考えながらスープを一口、二口と飲み込む。もうすっかりぬるくなっている。そんなことは関係なく、もちろんおいしい。猫舌の俺にとってはちょうどいいくらいだ。胃が刺激されて食欲が湧いてくる。焼き立てだったパンに手を伸ばすと、まだほんのり温かい。
「焼き直そうか? 猫舌用に、軽くな」
早口で念を押したついでみたいに、レオンが言った。逸らしてた目をパッと上げて、顔を見る。
目が合う前のぼんやりとした焦点の視界で、既視感を覚えた。
「あ」
「あ?」
そういえば朝まだ薄暗い時間に目が覚めた気がする。あれはそんなに早い時間だったのか? 寝惚けた視界はぼんやりとしていて、薄い色の影の中にある。

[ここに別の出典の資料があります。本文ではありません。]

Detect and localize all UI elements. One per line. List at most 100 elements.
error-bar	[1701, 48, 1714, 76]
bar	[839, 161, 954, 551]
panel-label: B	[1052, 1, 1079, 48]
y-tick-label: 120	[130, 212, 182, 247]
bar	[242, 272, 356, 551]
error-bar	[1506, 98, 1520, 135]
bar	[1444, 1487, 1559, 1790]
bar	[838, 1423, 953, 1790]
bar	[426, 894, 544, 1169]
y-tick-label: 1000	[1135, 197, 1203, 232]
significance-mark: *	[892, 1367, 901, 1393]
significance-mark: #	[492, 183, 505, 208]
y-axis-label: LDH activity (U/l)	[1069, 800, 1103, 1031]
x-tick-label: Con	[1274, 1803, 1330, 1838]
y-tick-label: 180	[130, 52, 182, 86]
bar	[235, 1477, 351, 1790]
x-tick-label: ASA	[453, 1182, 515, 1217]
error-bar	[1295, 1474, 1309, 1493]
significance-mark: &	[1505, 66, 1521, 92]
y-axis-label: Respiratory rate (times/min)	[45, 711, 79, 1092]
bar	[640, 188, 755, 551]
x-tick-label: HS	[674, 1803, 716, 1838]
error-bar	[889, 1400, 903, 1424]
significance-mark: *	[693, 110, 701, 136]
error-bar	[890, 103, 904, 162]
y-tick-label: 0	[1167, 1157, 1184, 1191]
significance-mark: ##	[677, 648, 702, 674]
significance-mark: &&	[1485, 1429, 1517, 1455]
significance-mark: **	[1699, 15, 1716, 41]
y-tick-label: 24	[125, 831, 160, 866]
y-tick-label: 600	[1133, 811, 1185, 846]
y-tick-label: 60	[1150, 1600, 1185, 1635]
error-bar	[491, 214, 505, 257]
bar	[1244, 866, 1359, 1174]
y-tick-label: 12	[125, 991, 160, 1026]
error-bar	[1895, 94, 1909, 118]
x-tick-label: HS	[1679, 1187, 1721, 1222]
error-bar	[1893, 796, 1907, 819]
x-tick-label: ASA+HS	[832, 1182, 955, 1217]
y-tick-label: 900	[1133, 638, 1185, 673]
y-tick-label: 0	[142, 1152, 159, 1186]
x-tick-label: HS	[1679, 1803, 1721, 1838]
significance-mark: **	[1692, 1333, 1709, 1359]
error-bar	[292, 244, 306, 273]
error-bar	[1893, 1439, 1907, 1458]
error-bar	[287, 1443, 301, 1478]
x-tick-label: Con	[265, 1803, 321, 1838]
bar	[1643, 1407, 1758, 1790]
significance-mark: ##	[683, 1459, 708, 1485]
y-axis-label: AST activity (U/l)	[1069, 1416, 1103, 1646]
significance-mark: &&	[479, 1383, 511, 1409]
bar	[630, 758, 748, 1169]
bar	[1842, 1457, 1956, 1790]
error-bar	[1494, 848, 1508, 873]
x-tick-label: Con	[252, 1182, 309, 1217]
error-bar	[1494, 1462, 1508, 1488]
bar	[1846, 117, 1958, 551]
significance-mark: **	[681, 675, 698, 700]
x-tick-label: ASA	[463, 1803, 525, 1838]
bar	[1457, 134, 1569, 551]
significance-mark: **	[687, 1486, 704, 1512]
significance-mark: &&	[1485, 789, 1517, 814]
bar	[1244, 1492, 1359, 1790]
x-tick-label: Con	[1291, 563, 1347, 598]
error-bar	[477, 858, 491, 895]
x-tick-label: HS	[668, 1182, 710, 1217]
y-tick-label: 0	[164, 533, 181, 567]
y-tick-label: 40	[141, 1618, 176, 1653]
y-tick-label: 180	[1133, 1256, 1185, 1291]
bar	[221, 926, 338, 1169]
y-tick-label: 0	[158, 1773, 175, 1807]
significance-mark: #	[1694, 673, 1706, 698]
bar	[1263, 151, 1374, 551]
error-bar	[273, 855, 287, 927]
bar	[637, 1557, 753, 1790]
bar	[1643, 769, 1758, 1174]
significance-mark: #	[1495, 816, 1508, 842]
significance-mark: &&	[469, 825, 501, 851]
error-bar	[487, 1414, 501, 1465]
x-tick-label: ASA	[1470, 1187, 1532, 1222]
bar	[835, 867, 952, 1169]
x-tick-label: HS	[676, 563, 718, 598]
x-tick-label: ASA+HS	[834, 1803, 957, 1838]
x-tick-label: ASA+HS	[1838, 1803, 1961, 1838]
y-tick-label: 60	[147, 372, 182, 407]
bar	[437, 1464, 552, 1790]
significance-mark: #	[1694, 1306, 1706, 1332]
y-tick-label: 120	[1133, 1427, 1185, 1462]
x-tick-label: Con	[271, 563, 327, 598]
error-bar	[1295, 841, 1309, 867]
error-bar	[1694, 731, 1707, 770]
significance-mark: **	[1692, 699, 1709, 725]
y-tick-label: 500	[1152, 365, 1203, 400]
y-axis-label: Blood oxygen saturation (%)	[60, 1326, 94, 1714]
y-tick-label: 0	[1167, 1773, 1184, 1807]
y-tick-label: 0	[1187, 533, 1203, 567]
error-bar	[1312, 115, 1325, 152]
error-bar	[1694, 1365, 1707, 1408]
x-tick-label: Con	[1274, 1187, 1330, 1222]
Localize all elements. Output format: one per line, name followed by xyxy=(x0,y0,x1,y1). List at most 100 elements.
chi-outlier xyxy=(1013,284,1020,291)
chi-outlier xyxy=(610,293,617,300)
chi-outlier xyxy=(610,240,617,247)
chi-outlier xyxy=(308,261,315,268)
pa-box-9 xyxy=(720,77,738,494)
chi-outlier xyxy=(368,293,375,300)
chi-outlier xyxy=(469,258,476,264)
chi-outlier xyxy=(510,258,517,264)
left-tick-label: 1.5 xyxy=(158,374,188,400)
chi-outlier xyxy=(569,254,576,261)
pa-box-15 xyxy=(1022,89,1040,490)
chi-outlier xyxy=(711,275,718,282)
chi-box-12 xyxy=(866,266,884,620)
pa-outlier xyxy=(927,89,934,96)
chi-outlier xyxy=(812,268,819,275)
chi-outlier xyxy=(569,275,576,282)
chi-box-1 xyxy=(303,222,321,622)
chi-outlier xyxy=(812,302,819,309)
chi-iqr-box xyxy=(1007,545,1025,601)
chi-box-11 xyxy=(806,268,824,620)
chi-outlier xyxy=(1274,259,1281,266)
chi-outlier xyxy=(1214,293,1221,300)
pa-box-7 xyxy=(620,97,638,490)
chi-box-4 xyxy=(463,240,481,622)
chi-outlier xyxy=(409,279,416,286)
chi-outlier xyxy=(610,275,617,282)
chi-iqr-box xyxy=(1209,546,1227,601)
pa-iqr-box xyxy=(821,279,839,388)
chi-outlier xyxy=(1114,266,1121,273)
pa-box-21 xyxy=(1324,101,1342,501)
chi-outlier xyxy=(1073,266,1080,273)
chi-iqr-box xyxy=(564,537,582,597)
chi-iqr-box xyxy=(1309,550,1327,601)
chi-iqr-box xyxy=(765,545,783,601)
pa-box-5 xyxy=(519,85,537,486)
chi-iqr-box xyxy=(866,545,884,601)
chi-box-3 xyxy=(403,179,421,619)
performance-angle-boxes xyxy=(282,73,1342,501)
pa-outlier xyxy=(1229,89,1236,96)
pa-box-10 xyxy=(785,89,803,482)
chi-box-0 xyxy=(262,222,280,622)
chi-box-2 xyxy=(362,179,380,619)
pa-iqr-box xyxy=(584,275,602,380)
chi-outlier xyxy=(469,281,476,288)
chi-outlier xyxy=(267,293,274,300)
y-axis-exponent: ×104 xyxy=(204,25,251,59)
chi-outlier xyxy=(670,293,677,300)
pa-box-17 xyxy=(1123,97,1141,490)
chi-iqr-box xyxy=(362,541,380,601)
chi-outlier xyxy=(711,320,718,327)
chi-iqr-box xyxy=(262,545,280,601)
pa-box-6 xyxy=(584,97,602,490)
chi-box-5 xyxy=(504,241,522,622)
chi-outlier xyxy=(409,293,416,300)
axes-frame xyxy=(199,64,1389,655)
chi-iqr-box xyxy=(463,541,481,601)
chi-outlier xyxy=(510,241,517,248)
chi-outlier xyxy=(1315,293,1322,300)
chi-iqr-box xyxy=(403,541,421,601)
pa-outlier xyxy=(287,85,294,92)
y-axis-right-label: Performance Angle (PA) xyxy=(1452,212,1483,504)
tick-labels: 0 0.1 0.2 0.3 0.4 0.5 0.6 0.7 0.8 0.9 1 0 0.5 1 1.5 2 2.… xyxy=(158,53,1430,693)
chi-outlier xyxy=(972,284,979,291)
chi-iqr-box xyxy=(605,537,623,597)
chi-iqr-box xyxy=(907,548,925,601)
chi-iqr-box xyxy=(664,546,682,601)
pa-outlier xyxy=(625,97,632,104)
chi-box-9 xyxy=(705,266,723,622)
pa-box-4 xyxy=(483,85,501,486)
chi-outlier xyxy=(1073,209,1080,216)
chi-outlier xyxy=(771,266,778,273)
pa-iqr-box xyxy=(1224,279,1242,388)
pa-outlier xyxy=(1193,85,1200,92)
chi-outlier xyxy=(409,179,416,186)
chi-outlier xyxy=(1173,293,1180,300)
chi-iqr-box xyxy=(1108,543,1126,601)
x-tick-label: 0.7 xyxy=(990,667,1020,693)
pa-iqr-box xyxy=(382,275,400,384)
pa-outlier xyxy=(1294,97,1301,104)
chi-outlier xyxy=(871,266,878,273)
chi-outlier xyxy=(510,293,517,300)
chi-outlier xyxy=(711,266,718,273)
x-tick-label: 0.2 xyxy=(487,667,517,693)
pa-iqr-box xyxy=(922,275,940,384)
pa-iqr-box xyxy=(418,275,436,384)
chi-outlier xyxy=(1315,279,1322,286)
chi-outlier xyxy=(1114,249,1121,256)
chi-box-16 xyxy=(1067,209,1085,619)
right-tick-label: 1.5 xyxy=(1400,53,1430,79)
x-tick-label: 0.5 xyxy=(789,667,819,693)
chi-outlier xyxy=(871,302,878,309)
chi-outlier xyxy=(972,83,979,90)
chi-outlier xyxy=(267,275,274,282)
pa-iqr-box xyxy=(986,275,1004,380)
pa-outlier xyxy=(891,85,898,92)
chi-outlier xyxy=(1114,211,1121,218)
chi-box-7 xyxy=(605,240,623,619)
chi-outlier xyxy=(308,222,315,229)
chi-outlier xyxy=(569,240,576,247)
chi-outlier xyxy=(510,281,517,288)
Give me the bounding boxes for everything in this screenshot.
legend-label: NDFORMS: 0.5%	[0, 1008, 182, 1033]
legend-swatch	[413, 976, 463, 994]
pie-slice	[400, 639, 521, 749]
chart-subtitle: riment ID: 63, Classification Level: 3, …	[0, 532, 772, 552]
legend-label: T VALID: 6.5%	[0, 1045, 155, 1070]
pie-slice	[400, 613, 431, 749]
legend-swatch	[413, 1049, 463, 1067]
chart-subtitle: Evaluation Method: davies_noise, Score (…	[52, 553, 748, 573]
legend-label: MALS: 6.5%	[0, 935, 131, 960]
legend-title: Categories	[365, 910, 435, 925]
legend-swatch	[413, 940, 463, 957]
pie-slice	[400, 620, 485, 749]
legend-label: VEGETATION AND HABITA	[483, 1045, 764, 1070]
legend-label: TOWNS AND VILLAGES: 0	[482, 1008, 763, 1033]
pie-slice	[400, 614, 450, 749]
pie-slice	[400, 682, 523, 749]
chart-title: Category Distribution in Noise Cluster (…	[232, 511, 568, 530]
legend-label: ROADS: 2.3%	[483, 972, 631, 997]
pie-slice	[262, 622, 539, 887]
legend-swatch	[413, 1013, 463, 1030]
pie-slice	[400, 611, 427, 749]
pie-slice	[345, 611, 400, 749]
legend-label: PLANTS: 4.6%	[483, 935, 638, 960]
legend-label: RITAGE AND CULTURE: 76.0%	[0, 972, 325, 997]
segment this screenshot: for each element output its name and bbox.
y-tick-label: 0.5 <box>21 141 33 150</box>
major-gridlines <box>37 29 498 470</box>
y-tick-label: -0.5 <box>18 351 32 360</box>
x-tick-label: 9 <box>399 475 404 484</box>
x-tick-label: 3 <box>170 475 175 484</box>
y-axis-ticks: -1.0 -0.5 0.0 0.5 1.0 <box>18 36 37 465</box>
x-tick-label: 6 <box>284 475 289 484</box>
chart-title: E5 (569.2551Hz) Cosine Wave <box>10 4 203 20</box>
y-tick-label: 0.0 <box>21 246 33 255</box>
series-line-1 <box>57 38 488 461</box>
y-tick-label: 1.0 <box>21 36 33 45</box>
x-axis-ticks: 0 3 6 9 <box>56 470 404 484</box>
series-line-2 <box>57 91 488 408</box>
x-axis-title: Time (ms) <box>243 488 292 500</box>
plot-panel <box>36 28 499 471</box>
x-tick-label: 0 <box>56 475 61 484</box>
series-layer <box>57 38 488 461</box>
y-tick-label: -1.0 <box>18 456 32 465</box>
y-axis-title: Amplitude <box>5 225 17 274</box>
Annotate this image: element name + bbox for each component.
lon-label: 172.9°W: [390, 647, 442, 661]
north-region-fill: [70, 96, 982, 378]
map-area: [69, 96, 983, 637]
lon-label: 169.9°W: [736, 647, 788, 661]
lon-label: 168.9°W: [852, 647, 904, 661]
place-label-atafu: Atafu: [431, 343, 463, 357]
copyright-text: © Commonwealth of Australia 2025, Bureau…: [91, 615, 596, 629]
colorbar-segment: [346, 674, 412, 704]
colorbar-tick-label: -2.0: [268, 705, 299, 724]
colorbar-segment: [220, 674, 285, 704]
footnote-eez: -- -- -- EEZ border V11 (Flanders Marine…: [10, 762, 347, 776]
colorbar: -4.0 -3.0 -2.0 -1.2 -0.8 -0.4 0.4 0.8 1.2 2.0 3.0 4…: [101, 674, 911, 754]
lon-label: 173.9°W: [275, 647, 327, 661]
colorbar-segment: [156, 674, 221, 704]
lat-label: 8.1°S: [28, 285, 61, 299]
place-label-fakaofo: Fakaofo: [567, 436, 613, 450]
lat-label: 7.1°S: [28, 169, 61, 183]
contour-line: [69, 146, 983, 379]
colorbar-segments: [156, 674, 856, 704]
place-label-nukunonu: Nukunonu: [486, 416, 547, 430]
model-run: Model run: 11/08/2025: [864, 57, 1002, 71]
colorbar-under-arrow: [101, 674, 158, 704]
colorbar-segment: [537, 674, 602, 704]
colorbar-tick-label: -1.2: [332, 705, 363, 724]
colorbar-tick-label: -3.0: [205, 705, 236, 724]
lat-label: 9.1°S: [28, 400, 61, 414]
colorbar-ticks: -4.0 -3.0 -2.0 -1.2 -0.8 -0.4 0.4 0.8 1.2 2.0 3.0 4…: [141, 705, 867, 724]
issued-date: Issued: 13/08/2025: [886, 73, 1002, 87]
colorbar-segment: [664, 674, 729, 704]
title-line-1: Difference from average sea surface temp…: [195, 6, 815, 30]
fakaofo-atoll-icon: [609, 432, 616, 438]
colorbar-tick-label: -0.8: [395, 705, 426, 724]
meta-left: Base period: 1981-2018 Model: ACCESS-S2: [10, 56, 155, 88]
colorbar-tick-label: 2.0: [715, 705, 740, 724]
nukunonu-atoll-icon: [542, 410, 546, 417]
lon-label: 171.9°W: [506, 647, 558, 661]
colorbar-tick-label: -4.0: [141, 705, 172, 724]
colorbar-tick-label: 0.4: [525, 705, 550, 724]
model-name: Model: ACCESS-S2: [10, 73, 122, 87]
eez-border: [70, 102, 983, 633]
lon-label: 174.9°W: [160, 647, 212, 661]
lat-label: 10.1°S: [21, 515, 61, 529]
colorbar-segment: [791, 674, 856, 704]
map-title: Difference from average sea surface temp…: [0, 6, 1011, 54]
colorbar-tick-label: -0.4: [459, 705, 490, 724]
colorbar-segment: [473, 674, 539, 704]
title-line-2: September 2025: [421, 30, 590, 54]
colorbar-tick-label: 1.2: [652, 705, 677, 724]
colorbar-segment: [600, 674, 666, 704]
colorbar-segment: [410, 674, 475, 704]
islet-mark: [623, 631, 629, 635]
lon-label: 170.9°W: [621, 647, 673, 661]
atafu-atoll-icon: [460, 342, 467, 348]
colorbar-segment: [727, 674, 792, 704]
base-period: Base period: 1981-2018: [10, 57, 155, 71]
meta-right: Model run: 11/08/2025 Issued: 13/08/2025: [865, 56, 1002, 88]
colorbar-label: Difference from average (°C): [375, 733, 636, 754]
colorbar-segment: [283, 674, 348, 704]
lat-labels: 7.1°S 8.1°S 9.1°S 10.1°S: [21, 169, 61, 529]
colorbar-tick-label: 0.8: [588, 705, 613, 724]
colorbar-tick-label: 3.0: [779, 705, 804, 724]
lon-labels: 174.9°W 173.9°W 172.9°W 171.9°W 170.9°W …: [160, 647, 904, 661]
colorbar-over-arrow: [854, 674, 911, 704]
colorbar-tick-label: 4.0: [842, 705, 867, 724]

いや、すぐに眩しくなった。やっぱりそんなに早い時間というわけでもなかったらしい。窓から差し込む朝日が顔に当たる。さっきまで、俺の上に覆いかぶさっていた影が、はじけるように遠ざかってしまったからだ。
俺が目を開いた瞬間に、俺の顔を覗き込んでいたこいつの顔が遠ざかった。それで眩しくなって、何度も瞬きをしながら、近くにあった手を握って引き寄せた気がする。
『行くな。もっと、近くにいてくれ』
だとか、言いながら。
掴んだのは多分手だった。パンよりもっと温かかった、かもしれない。で、その手を俺はどうしたんだ? 思い出せない。
それは夢だったのかと思っていた。だから気分良くもう一度瞼を閉じた。それからいくらか経って、清々しく目を覚ました。
ということは、今のレオンの話と総合すると、一度目を醒ましたのは、夢ではない。俺の寝言も。
「どうした?」
「なんでもない!」
急に顔が熱くなった。きっと更に残ったスープよりも熱くなった。今ならこのパンの温度にも勝てる気がする。
「パン、焼いてくれ。しっかり目に頼む」
「いいのか? 火傷しても知らねーぜ」
レオンが視界の端で笑いながらパンの皿を受け取った。まるで照れ隠しのような笑い声に聞こえるが、俺の方はどうしたらいいのかわからない。
とにかく焼き立てのパンでもなければ、熱くなってく頬の熱を隠しきれない。